I
On the following day Ruyler, who had looked upon the whirlwind of passion
that had swept him into a romantic and unworldly marriage, as likely to
remain the one brief drama of his prosaic business man's life, began
dimly to apprehend that he was hovering on the edge of a sinister and
complicated drama whose end he could as little foresee as he could escape
from the hand of Fate that was pushing him inexorably forward. When Fate
suddenly begins to take a dramatic interest in a man whose course has run
like a yacht before a strong breeze, she precipitates him toward one half
crisis after another in order to confuse his mental powers and render him
wholly a puppet for the final act. These little Earth histrionics are
arranged no doubt for the weary gods, who hardly brook a mere mortal
rising triumphantly above the malignant moods of the master playwright.
He lunched at the Pacific Union Club and caught the down-town California
Street cable car as it passed, finding his favorite seat on the left side
of the "dummy" unoccupied. He was thinking of Helene, a little
disappointed, but on the whole vastly relieved, congratulating himself
that, no longer haunted, he could give his mind wholly to the important
question of the merger he contemplated with a rival house that had limped
along since the disaster, but had at last manifested its willingness to
accept the offer of Ruyler and Sons.
It was a moment before he realized that his mother-in-law occupied the
front seat across the narrow space, and even before he recognized that
large bulk, he had registered something rigid and tense in its muscles;
strained in its attitude. When he raised his eyes to the face he found
himself looking at the right cheek instead of the left, and it was
pervaded by a sickly green tint quite unlike Madame Delano's florid
color. She was listening to a man who sat just behind her on the long
seat that ran the length of the dummy. Although the day was clear, there
was still a sharp wind and no one else sat outside.

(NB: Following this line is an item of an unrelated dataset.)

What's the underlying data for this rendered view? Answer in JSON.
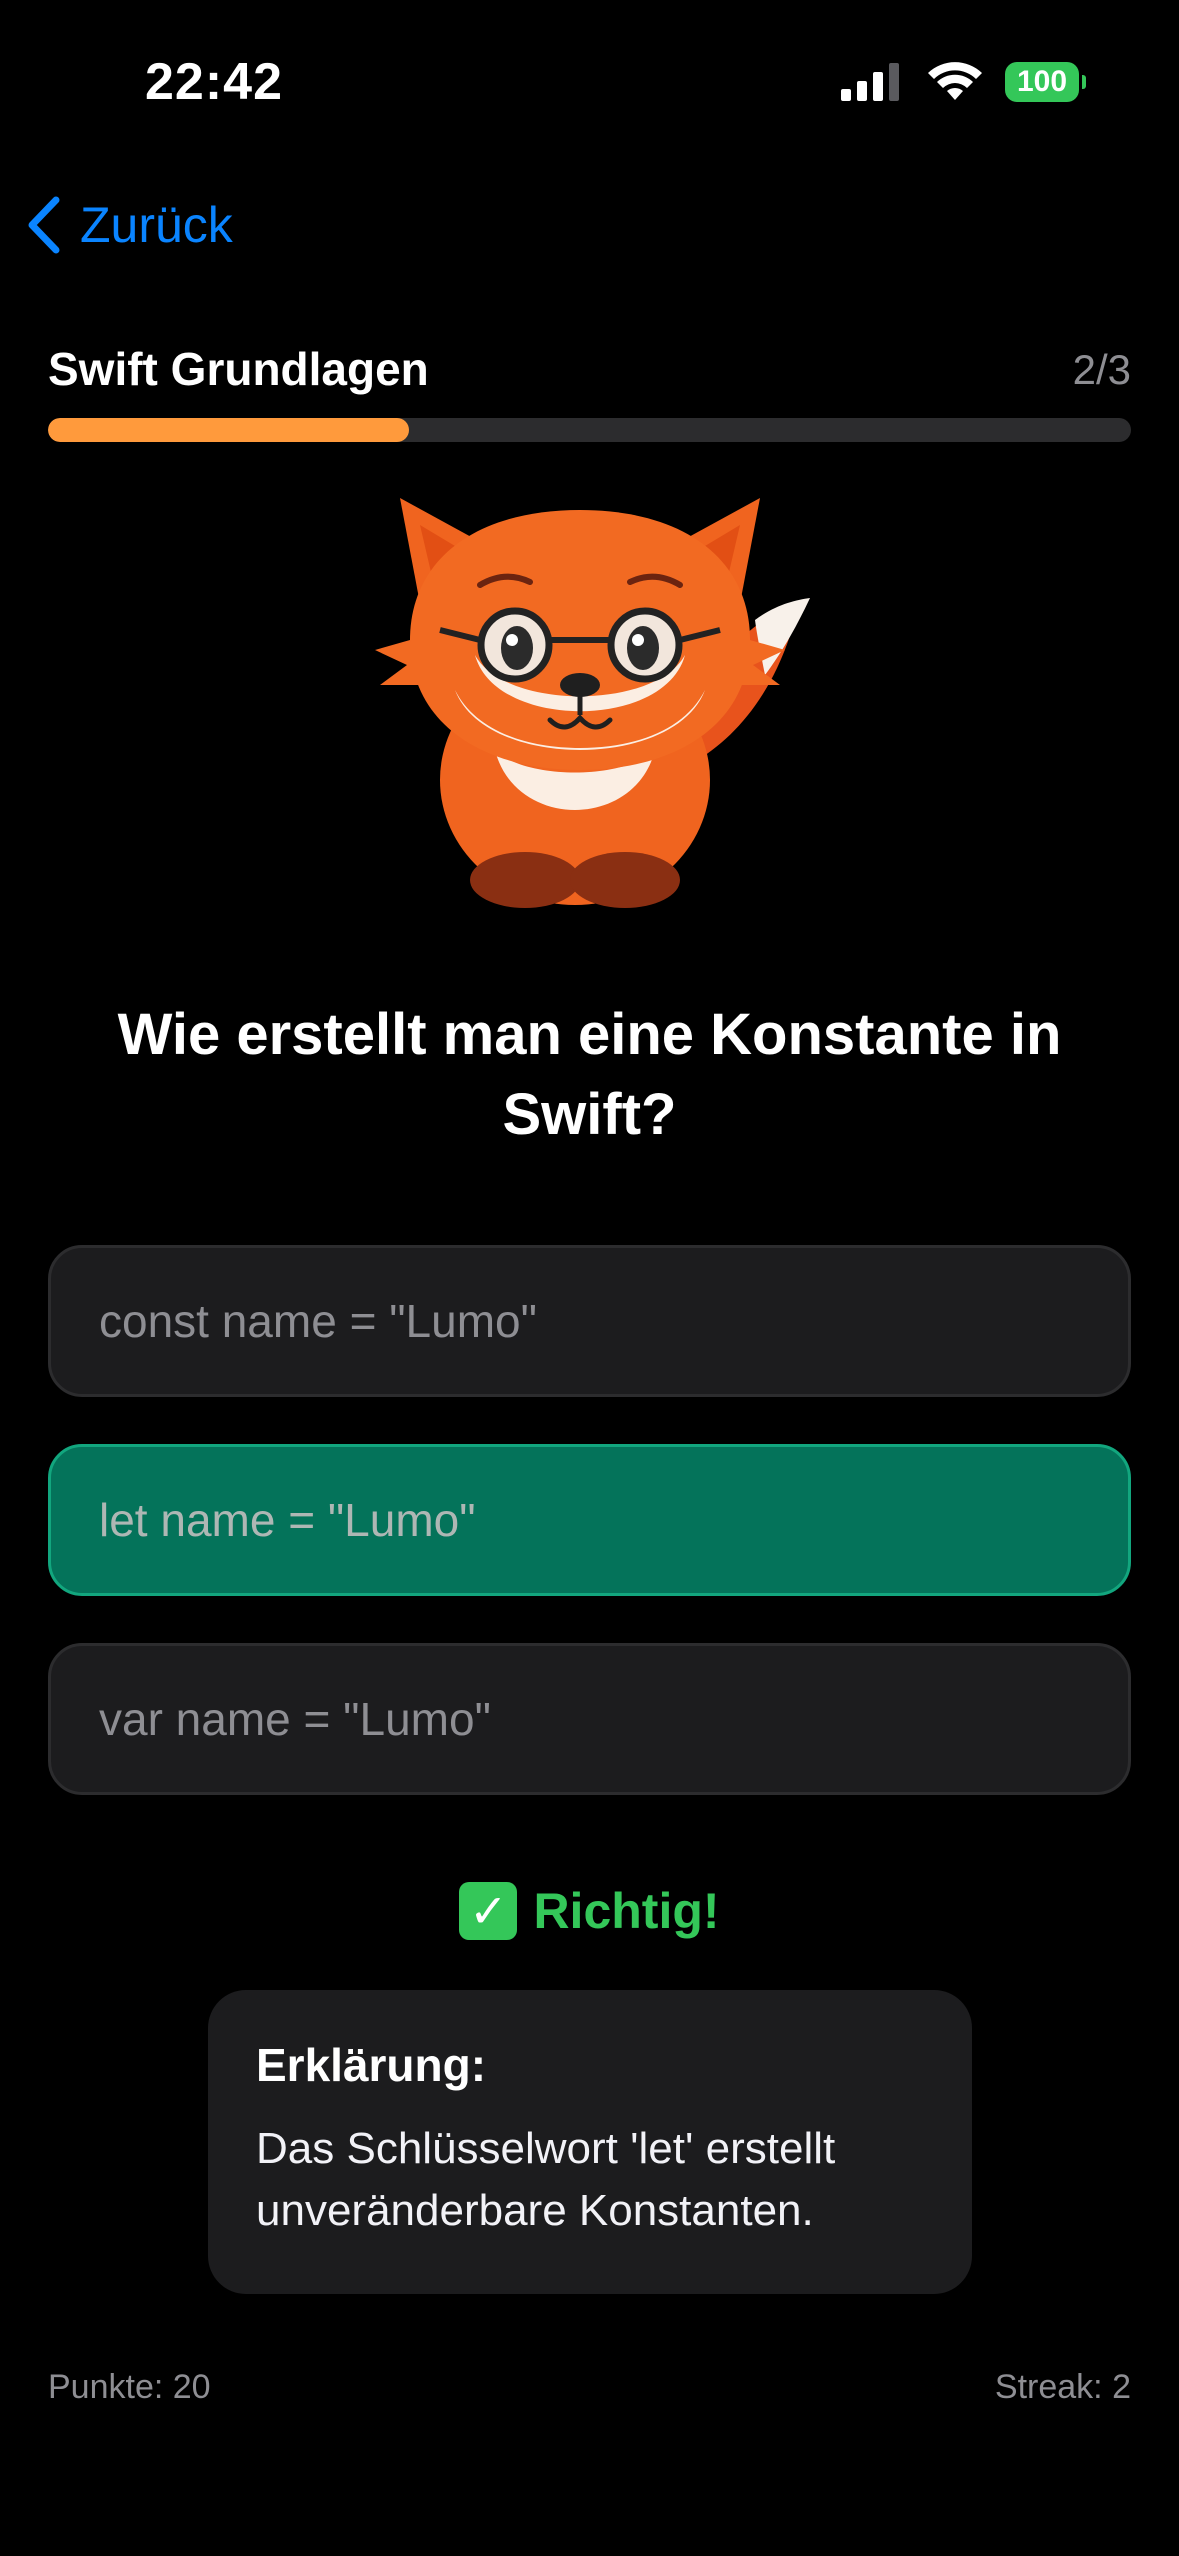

Ruyler knew the man by sight. Before the fire he had owned some of the
most disreputable houses in the district the car would pass on its way to
the terminus. The buildings were uninsured, and he had made his living
since as a detective. Even his political breed had gone out of power in
the new San Francisco, but he was well equipped for a certain type of
detective work. He had a remarkable memory for faces and could pierce any
disguise, he was as persistent as a ferret, and his knowledge of the
underworld of San Francisco was illimitable. But his chief assets were
that he looked so little like a detective, and that, so secretive were
his methods, his calling was practically unknown. He had set up a cheap
restaurant with a gambling room behind at which the police winked,
although pretending to raid him now and again. He was a large soft man
with pendulous cheeks streaked with red, a predatory nose, and a black
overhanging mustache. His name was 'Gene Bisbee, and there was a
tradition that in his younger days he had been handsome, and irresistible
to the women who had made his fortune.